Molar mass can be determined if P, V, g, and T are known
- PV = (g/molar mass)RT
Density can be determined if P, T, and molar mass are known
- P(molar mass) = (g/V)RT
Molar volume can be determined by rearranging the ideal gas law equation
- (V/n) = (RT/P) or
- (V/n) = 22.4 L/mol if at STP

Kinetic molecular theory describes gasses at the particle level.
- Gasses consist of molecules or atoms in continuous random motion
- Collision between molecules/atoms are elastic
- Volume taken up by gaseous molecules is negligibly small
- The attractive and repulsive forces between gaseous molecules is negligible
- Average kinetic energy of gaseous molecules is directly proportional to the Kelvin temperature of the gas
Pressure is determined by the velocity of gas particles colliding with container walls. Changing temperature changes the force of collision in addition to the frequency.
If the volume of a container is decrease, the particles will collide with the wall more frequently, and pressure will increase
By increasing temperature, the average kinetic energy is increase so the particle velocity is increased, and the pressure will increase since the collisions are stronger
Graham’s law of effusion compares the rate of effusion of two gasses and says the rates are inversely related to the square root of the mass of the gas particles
Effusion through a pinhole in a vacuum requires a gas to hit the pinhole just right in order to escape. More collisions mean a higher rate of effusion, or a higher likelihood that it will escape.

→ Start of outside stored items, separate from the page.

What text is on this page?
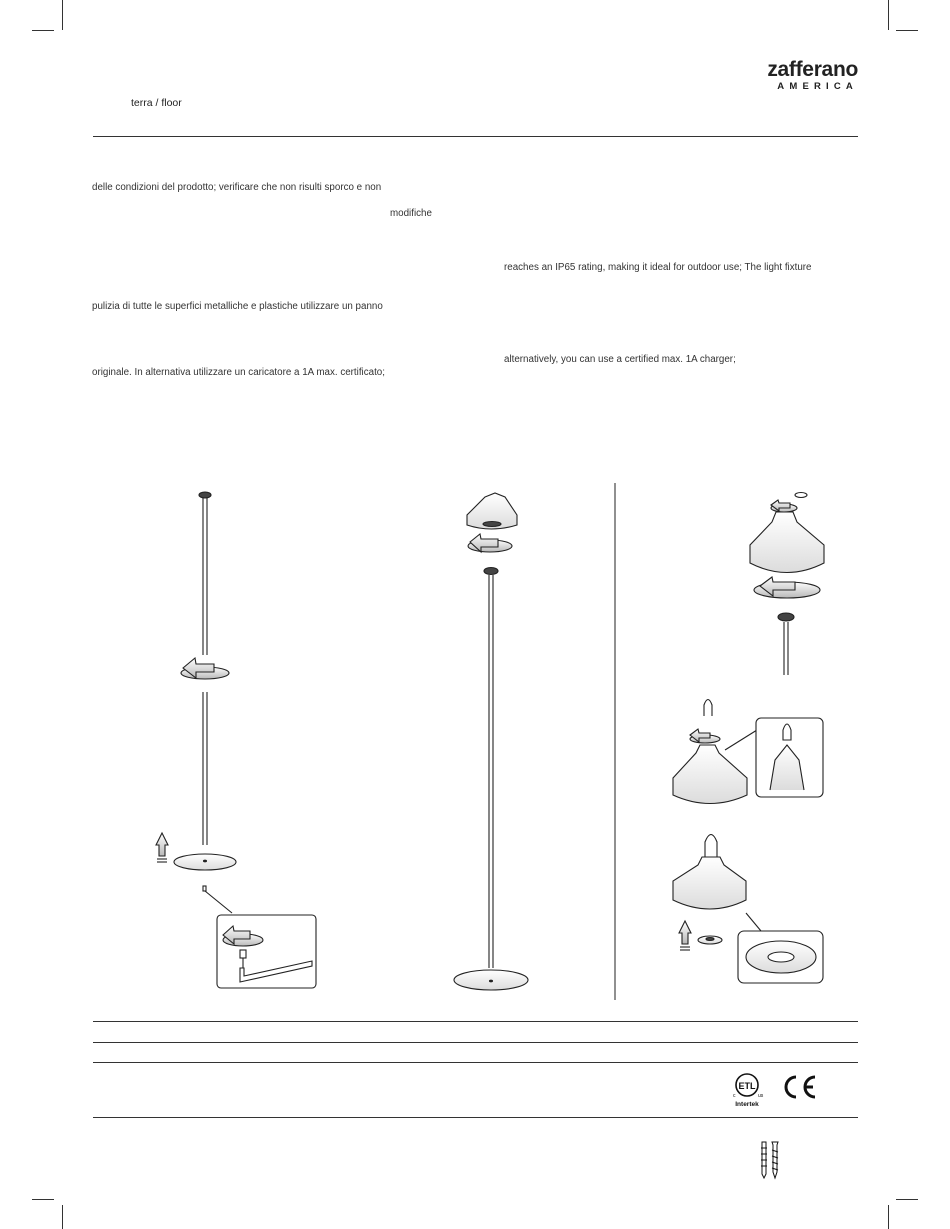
zafferano
AMERICA
terra / floor
delle condizioni del prodotto; verificare che non risulti sporco e non
modifiche
reaches an IP65 rating, making it ideal for outdoor use; The light fixture
pulizia di tutte le superfici metalliche e plastiche utilizzare un panno
alternatively, you can use a certified max. 1A charger;
originale. In alternativa utilizzare un caricatore a 1A max. certificato;
ETL
c	us
Intertek
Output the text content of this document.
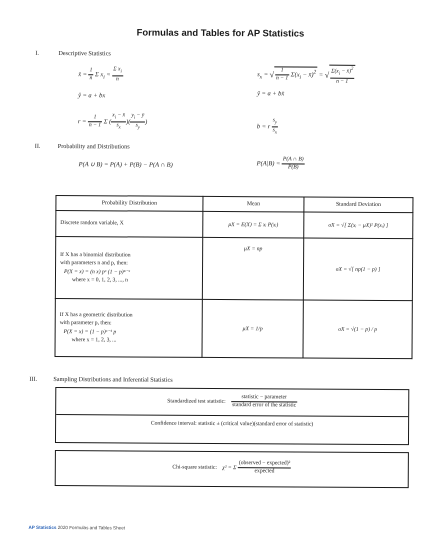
Formulas and Tables for AP Statistics
I.	Descriptive Statistics
x̄ = $\frac{1}{n}$ Σ $x_i = \frac{\Sigma x_i}{n}$	$s_x$ = √ $\frac{1}{n - 1} \Sigma(x_i$ − x̄)$^2$ = √ $\frac{\Sigma(x_i - x̄)^2}{n - 1}$
ŷ = a + bx	ȳ = a + bx̄
$r = \frac{1}{n - 1}$ Σ ( $\frac{x_i - x̄}{s_x}$ )( $\frac{y_i - ȳ}{s_y}$ )
b = r $\frac{s_y}{s_x}$
II.	Probability and Distributions
P(A ∪ B) = P(A) + P(B) − P(A ∩ B)	$P(A|B) = \frac{P(A \cap B)}{P(B)}$
Probability Distribution	Mean	Standard Deviation
Discrete random variable, X	μX = E(X) = Σ xᵢ P(xᵢ)	σX = √[ Σ(xᵢ − μX)² P(xᵢ) ]

If X has a binomial distribution
with parameters n and p, then:
P(X = x) = (n x) pˣ (1 − p)ⁿ⁻ˣ
where x = 0, 1, 2, 3, ..., n	μX = np	σX = √[ np(1 − p) ]

If X has a geometric distribution
with parameter p, then:
P(X = x) = (1 − p)ˣ⁻¹ p
where x = 1, 2, 3, ...	μX = 1/p	σX = √(1 − p) / p
III.	Sampling Distributions and Inferential Statistics
Standardized test statistic: $\frac{\text{statistic − parameter}}{\text{standard error of the statistic}}$
Confidence interval: statistic ± (critical value)(standard error of statistic)
Chi-square statistic: χ² = Σ $\frac{\text{(observed − expected)²}}{\text{expected}}$
AP Statistics 2020 Formulas and Tables Sheet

Average kinetic energy is sometimes higher or lower than estimated.
- KE = (.5)mv^2

The ideal gas law does not work well at very high pressures or very low temperatures
- Gases close to the condensation point will deviate slightly because it breaks two gas assumptions: gasses have no volume and have no repulsive/attractive forces
An ideal gas must follow the assumptions stated earlier.

Dalton’s law of partial pressures says that if two gasses are mixed together, they will act independently of each other.
- Total pressure is the sum of all partial pressure of gasses in a container
Example
- A mixture of gasses contain 2 mol of O2, 3 mol of N2, and 5 mol of He. Total pressure is 850 torr. What is the partial pressure of each gas?